Lex cocks the door handle and a gust of warm air enters the car. “Look, we both know that the real show is what happens right now. With Ruby. Today. I requested you because I heard you were the best. Who gives a shit where anyone went to school?” He gets out and lets his door bang shut.
She follows him onto the curb. “You requested me? That’s not what my boss told me.”
“I don’t know what he said, but yes, I asked for you. You have a reputation.”
She assumes she does, given her record, but is unaccustomed to having it pointed out. Except by herself, when she wants something from Marco that he says she can’t have.
The front door of the Hendryk house opens and a woman stands there, looking at them, her fitted jeans and low-cut T-shirt revealing an overly toned middle-aged musculature. Rich lady who spends her days at the gym. A tall, skinny boy with a rash of acne on both cheeks joins her.
Elsa glances at her watch—it’s still early. “Come on, let’s get this over with. If the ex-boyfriend isn’t helpful, we’ll go straight to the BFF’s house, that girl—”
“Allie.”
“Right. And then we can…” She stops abruptly, realizing how quickly she’s been talking, a tic when she’s anxious. And she sees the way he’s looking at her, with such stillness in his eyes, reading her so well, her eagerness to get away.
“Full disclosure,” he says calmly, and already she doesn’t like this. “Supervisor Coutts mentioned that your dad’s in the hospital. Obviously you w
ant to get back.”
Her insides gurgle up something sour she’d like to spit at Marco for saying anything about her personal life to a colleague she didn’t know until today.

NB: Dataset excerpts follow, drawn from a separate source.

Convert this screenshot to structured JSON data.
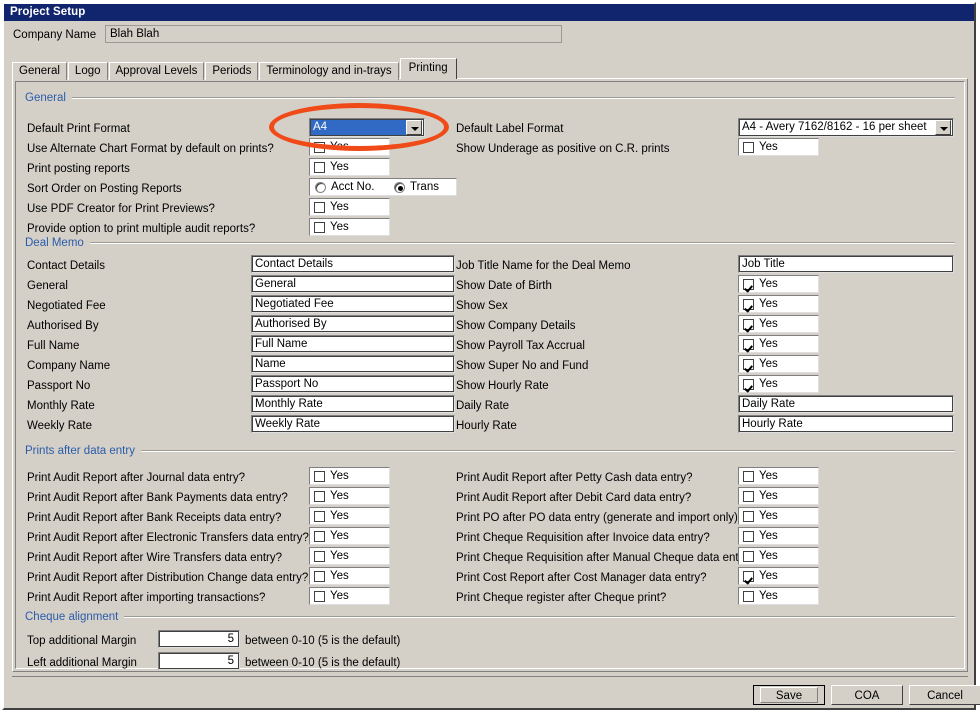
{
  "window": {
    "title": "Project Setup"
  },
  "company": {
    "label": "Company Name",
    "value": "Blah Blah"
  },
  "tabs": [
    {
      "label": "General",
      "active": false
    },
    {
      "label": "Logo",
      "active": false
    },
    {
      "label": "Approval Levels",
      "active": false
    },
    {
      "label": "Periods",
      "active": false
    },
    {
      "label": "Terminology and in-trays",
      "active": false
    },
    {
      "label": "Printing",
      "active": true
    }
  ],
  "groups": {
    "general": "General",
    "deal_memo": "Deal Memo",
    "prints_after_data_entry": "Prints after data entry",
    "cheque_alignment": "Cheque alignment"
  },
  "general": {
    "default_print_format": {
      "label": "Default Print Format",
      "value": "A4"
    },
    "use_alternate_chart_format": {
      "label": "Use Alternate Chart Format by default on prints?",
      "checked": false,
      "yes": "Yes"
    },
    "print_posting_reports": {
      "label": "Print posting reports",
      "checked": false,
      "yes": "Yes"
    },
    "sort_order": {
      "label": "Sort Order on Posting Reports",
      "options": [
        "Acct No.",
        "Trans"
      ],
      "selected": "Trans"
    },
    "use_pdf_creator": {
      "label": "Use PDF Creator for Print Previews?",
      "checked": false,
      "yes": "Yes"
    },
    "multiple_audit_reports": {
      "label": "Provide option to print multiple audit reports?",
      "checked": false,
      "yes": "Yes"
    },
    "default_label_format": {
      "label": "Default Label Format",
      "value": "A4 - Avery 7162/8162 - 16 per sheet"
    },
    "show_underage": {
      "label": "Show Underage as positive on C.R. prints",
      "checked": false,
      "yes": "Yes"
    }
  },
  "deal_memo": {
    "left": [
      {
        "label": "Contact Details",
        "value": "Contact Details"
      },
      {
        "label": "General",
        "value": "General"
      },
      {
        "label": "Negotiated Fee",
        "value": "Negotiated Fee"
      },
      {
        "label": "Authorised By",
        "value": "Authorised By"
      },
      {
        "label": "Full Name",
        "value": "Full Name"
      },
      {
        "label": "Company Name",
        "value": "Name"
      },
      {
        "label": "Passport No",
        "value": "Passport No"
      },
      {
        "label": "Monthly Rate",
        "value": "Monthly Rate"
      },
      {
        "label": "Weekly Rate",
        "value": "Weekly Rate"
      }
    ],
    "right": [
      {
        "label": "Job Title Name for the Deal Memo",
        "type": "text",
        "value": "Job Title"
      },
      {
        "label": "Show Date of Birth",
        "type": "check",
        "checked": true,
        "yes": "Yes"
      },
      {
        "label": "Show Sex",
        "type": "check",
        "checked": true,
        "yes": "Yes"
      },
      {
        "label": "Show Company Details",
        "type": "check",
        "checked": true,
        "yes": "Yes"
      },
      {
        "label": "Show Payroll Tax Accrual",
        "type": "check",
        "checked": true,
        "yes": "Yes"
      },
      {
        "label": "Show Super No and Fund",
        "type": "check",
        "checked": true,
        "yes": "Yes"
      },
      {
        "label": "Show Hourly Rate",
        "type": "check",
        "checked": true,
        "yes": "Yes"
      },
      {
        "label": "Daily Rate",
        "type": "text",
        "value": "Daily Rate"
      },
      {
        "label": "Hourly Rate",
        "type": "text",
        "value": "Hourly Rate"
      }
    ]
  },
  "prints_after_data_entry": {
    "left": [
      {
        "label": "Print Audit Report after Journal data entry?",
        "checked": false,
        "yes": "Yes"
      },
      {
        "label": "Print Audit Report after Bank Payments data entry?",
        "checked": false,
        "yes": "Yes"
      },
      {
        "label": "Print Audit Report after Bank Receipts data entry?",
        "checked": false,
        "yes": "Yes"
      },
      {
        "label": "Print Audit Report after Electronic Transfers data entry?",
        "checked": false,
        "yes": "Yes"
      },
      {
        "label": "Print Audit Report after Wire Transfers data entry?",
        "checked": false,
        "yes": "Yes"
      },
      {
        "label": "Print Audit Report after Distribution Change data entry?",
        "checked": false,
        "yes": "Yes"
      },
      {
        "label": "Print Audit Report after importing transactions?",
        "checked": false,
        "yes": "Yes"
      }
    ],
    "right": [
      {
        "label": "Print Audit Report after Petty Cash data entry?",
        "checked": false,
        "yes": "Yes"
      },
      {
        "label": "Print Audit Report after Debit Card data entry?",
        "checked": false,
        "yes": "Yes"
      },
      {
        "label": "Print PO after PO data entry (generate and import only)?",
        "checked": false,
        "yes": "Yes"
      },
      {
        "label": "Print Cheque Requisition after Invoice data entry?",
        "checked": false,
        "yes": "Yes"
      },
      {
        "label": "Print Cheque Requisition after Manual Cheque data entry?",
        "checked": false,
        "yes": "Yes"
      },
      {
        "label": "Print Cost Report after Cost Manager data entry?",
        "checked": true,
        "yes": "Yes"
      },
      {
        "label": "Print Cheque register after Cheque print?",
        "checked": false,
        "yes": "Yes"
      }
    ]
  },
  "cheque_alignment": {
    "rows": [
      {
        "label": "Top additional Margin",
        "value": "5",
        "hint": "between 0-10 (5 is the default)"
      },
      {
        "label": "Left additional Margin",
        "value": "5",
        "hint": "between 0-10 (5 is the default)"
      }
    ]
  },
  "buttons": {
    "save": "Save",
    "coa": "COA",
    "cancel": "Cancel"
  },
  "annotation": {
    "color": "#ef4a17",
    "target": "Default Print Format"
  }
}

“The treatments alone can be pretty awful,” Lex adds. “For cancer.”
Fucking Marco.
“He isn’t getting any treatment,” Elsa says. “It’s too advanced. Once he’s stabilized he’ll get hospice visits at his apartment.” She raises an eyebrow and presses out a grin, but he refuses her bid to move the conversation to the safe ground of irony—the painful absurdity of reining in the symptoms of her father’s cancer so he can be sent home to let it flourish and devour him.
“You’re not taking a leave of…” Absence, Lex seems about to say, but cuts himself off, apparently realizing that it’s none of his business. Which it isn’t. Nothing in her private life is anyone’s business but her own.

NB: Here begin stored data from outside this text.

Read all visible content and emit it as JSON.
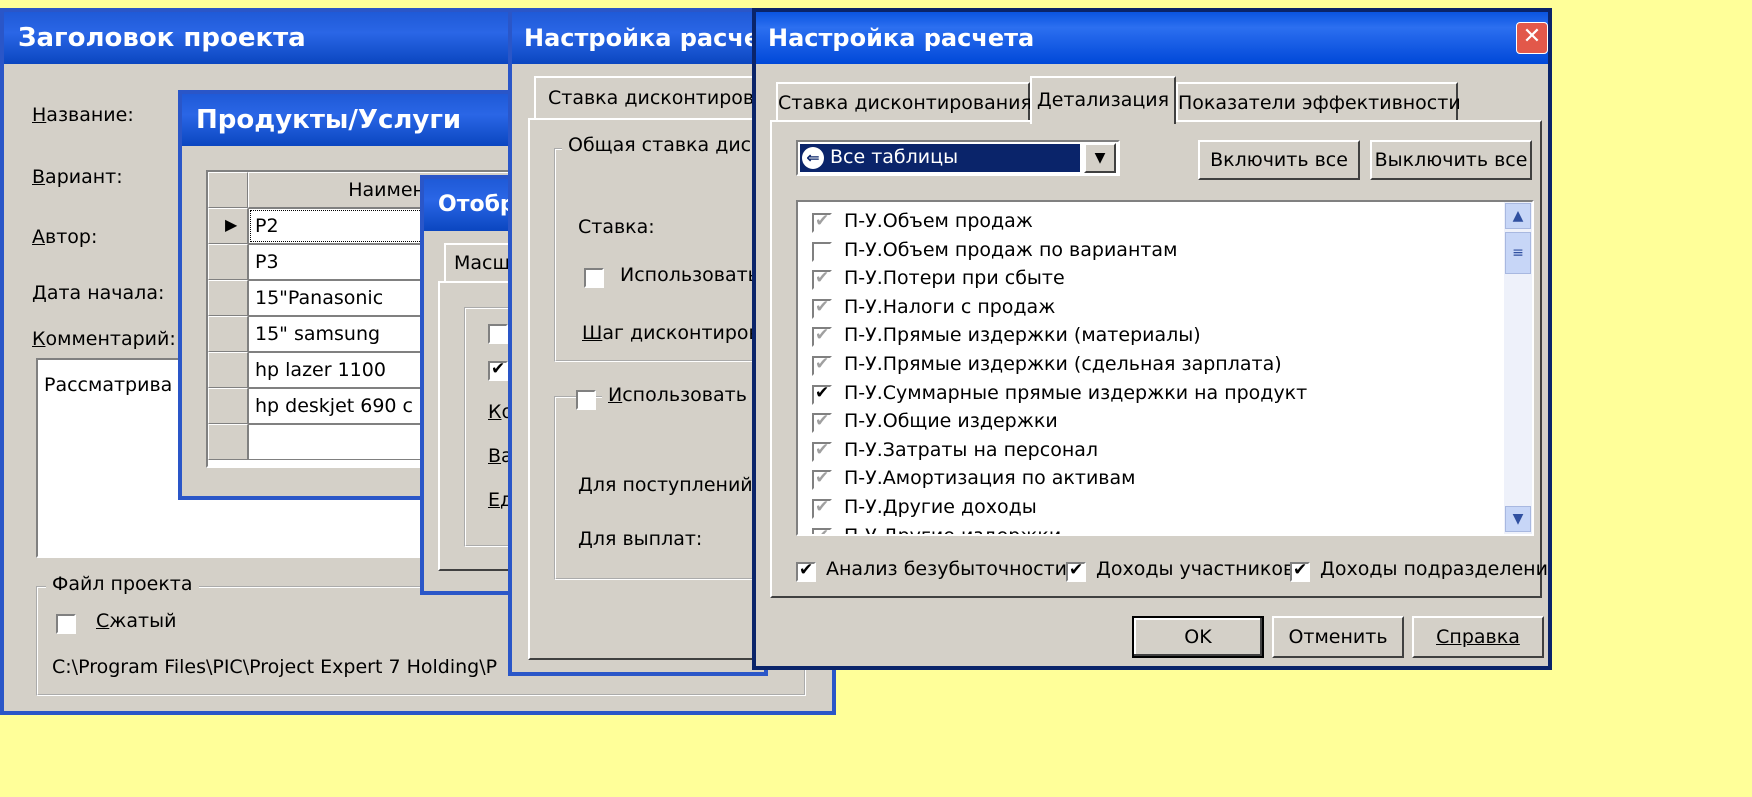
{
  "win1": {
    "title": "Заголовок проекта",
    "name_label": "Название:",
    "variant_label": "Вариант:",
    "author_label": "Автор:",
    "start_label": "Дата начала:",
    "comment_label": "Комментарий:",
    "comment_value": "Рассматрива",
    "file_group": "Файл проекта",
    "compressed_label": "Сжатый",
    "path": "C:\\Program Files\\PIC\\Project Expert 7 Holding\\P"
  },
  "win2": {
    "title": "Продукты/Услуги",
    "column_header": "Наименов",
    "rows": [
      "P2",
      "P3",
      "15\"Panasonic",
      "15\" samsung",
      "hp lazer 1100",
      "hp deskjet 690 c"
    ]
  },
  "win3": {
    "title": "Отобр",
    "tab": "Масшт",
    "labels": [
      "Ко",
      "Ва",
      "Ед"
    ]
  },
  "win4": {
    "title": "Настройка расчета",
    "tab": "Ставка дисконтирован",
    "group": "Общая ставка диско",
    "rate_label": "Ставка:",
    "use_label": "Использовать р",
    "step_label": "Шаг дисконтирова",
    "use2_label": "Использовать с",
    "income_label": "Для поступлений:",
    "payment_label": "Для выплат:"
  },
  "win5": {
    "title": "Настройка расчета",
    "tabs": [
      "Ставка дисконтирования",
      "Детализация",
      "Показатели эффективности"
    ],
    "dropdown_value": "Все таблицы",
    "enable_all": "Включить все",
    "disable_all": "Выключить все",
    "items": [
      {
        "label": "П-У.Объем продаж",
        "checked": true,
        "disabled": true
      },
      {
        "label": "П-У.Объем продаж по вариантам",
        "checked": false,
        "disabled": false
      },
      {
        "label": "П-У.Потери при сбыте",
        "checked": true,
        "disabled": true
      },
      {
        "label": "П-У.Налоги с продаж",
        "checked": true,
        "disabled": true
      },
      {
        "label": "П-У.Прямые издержки (материалы)",
        "checked": true,
        "disabled": true
      },
      {
        "label": "П-У.Прямые издержки (сдельная зарплата)",
        "checked": true,
        "disabled": true
      },
      {
        "label": "П-У.Суммарные прямые издержки на продукт",
        "checked": true,
        "disabled": false
      },
      {
        "label": "П-У.Общие издержки",
        "checked": true,
        "disabled": true
      },
      {
        "label": "П-У.Затраты на персонал",
        "checked": true,
        "disabled": true
      },
      {
        "label": "П-У.Амортизация по активам",
        "checked": true,
        "disabled": true
      },
      {
        "label": "П-У.Другие доходы",
        "checked": true,
        "disabled": true
      },
      {
        "label": "П-У.Другие издержки",
        "checked": true,
        "disabled": true
      }
    ],
    "breakeven": "Анализ безубыточности",
    "participants": "Доходы участников",
    "divisions": "Доходы подразделений",
    "ok": "OK",
    "cancel": "Отменить",
    "help": "Справка"
  }
}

“You’ve been checking your watch all morning,” he says, as if he knows what’s pulling at her—how, on top of everything else, there’s a detour she needs to make before driving back up to Sleepy Hollow. “Why don’t you head back to the hospital to be with your dad? I can handle this. We can touch base later.”

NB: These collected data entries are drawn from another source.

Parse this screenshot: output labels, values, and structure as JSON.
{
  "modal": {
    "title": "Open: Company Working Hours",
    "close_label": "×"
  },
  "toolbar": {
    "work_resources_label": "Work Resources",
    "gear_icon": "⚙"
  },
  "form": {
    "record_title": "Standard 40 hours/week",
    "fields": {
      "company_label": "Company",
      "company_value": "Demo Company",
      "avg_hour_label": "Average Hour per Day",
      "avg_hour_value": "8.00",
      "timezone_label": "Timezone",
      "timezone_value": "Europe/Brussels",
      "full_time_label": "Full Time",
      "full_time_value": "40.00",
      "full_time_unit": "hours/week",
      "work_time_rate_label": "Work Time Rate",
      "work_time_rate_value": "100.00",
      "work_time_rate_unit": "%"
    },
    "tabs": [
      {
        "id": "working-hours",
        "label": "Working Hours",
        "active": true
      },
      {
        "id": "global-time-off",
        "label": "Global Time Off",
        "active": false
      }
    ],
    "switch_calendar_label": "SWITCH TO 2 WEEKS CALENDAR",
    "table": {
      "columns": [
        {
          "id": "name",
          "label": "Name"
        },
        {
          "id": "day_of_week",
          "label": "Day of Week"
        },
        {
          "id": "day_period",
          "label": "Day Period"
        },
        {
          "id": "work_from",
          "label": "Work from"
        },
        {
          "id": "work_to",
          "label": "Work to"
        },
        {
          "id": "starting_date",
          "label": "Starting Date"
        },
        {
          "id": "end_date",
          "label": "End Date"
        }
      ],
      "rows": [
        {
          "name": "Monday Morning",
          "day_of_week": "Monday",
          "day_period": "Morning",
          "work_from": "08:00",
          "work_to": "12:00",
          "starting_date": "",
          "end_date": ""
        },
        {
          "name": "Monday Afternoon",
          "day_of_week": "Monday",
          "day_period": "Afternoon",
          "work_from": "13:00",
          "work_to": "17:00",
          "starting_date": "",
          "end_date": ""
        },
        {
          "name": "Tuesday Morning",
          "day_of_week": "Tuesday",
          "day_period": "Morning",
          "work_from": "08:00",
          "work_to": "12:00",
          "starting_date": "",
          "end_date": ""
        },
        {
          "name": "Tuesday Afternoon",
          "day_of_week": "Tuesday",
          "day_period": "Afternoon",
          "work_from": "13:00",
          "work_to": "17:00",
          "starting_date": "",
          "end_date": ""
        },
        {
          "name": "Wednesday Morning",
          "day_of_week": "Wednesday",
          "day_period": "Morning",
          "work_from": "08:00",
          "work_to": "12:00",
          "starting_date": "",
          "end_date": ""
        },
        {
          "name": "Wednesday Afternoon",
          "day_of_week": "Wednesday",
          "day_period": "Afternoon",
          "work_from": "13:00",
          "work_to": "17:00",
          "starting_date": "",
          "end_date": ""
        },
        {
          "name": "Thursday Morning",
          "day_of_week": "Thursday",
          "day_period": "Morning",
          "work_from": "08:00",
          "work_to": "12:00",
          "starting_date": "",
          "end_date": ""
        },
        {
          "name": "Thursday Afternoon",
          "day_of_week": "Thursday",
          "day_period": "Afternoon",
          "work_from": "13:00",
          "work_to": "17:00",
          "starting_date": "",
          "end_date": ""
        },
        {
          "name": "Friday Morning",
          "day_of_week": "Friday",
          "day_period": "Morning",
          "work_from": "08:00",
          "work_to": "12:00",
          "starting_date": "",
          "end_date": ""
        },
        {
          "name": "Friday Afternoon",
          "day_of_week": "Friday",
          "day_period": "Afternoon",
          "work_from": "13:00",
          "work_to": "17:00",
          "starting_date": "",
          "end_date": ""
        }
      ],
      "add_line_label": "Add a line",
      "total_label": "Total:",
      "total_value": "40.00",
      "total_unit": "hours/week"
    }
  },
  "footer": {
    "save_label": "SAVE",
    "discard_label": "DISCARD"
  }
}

“I appreciate that, Lex, but I’m here now. Let’s do this.”
“I’m not asking you to walk away—I don’t want you to. I am worried about Ruby, and I know you are too, but here’s what I’m thinking. I’m grateful you came; you clarified the way forward. This, right now, is legwork that I can do alone. The minute I have a question, or if there’s a change, I’ll call you.”
She watches his face, the way his skin molds over his cheekbones and flows into hollows that deepen when he speaks, not a twitch of uncertainty, the reassuring avuncular tone. She realizes that he doesn’t want her to mother him or boss him or dole out more advice than absolutely necessary. Maybe he’s not the kind of man who leaves his dirty socks on the floor until someone else picks them up. Maybe his competence is real and maybe she can resume her day off unless he needs her again.
“Okay.” She jangles her car keys, opens the door to get back in. “As long as you keep me updated. You’ve got my number.”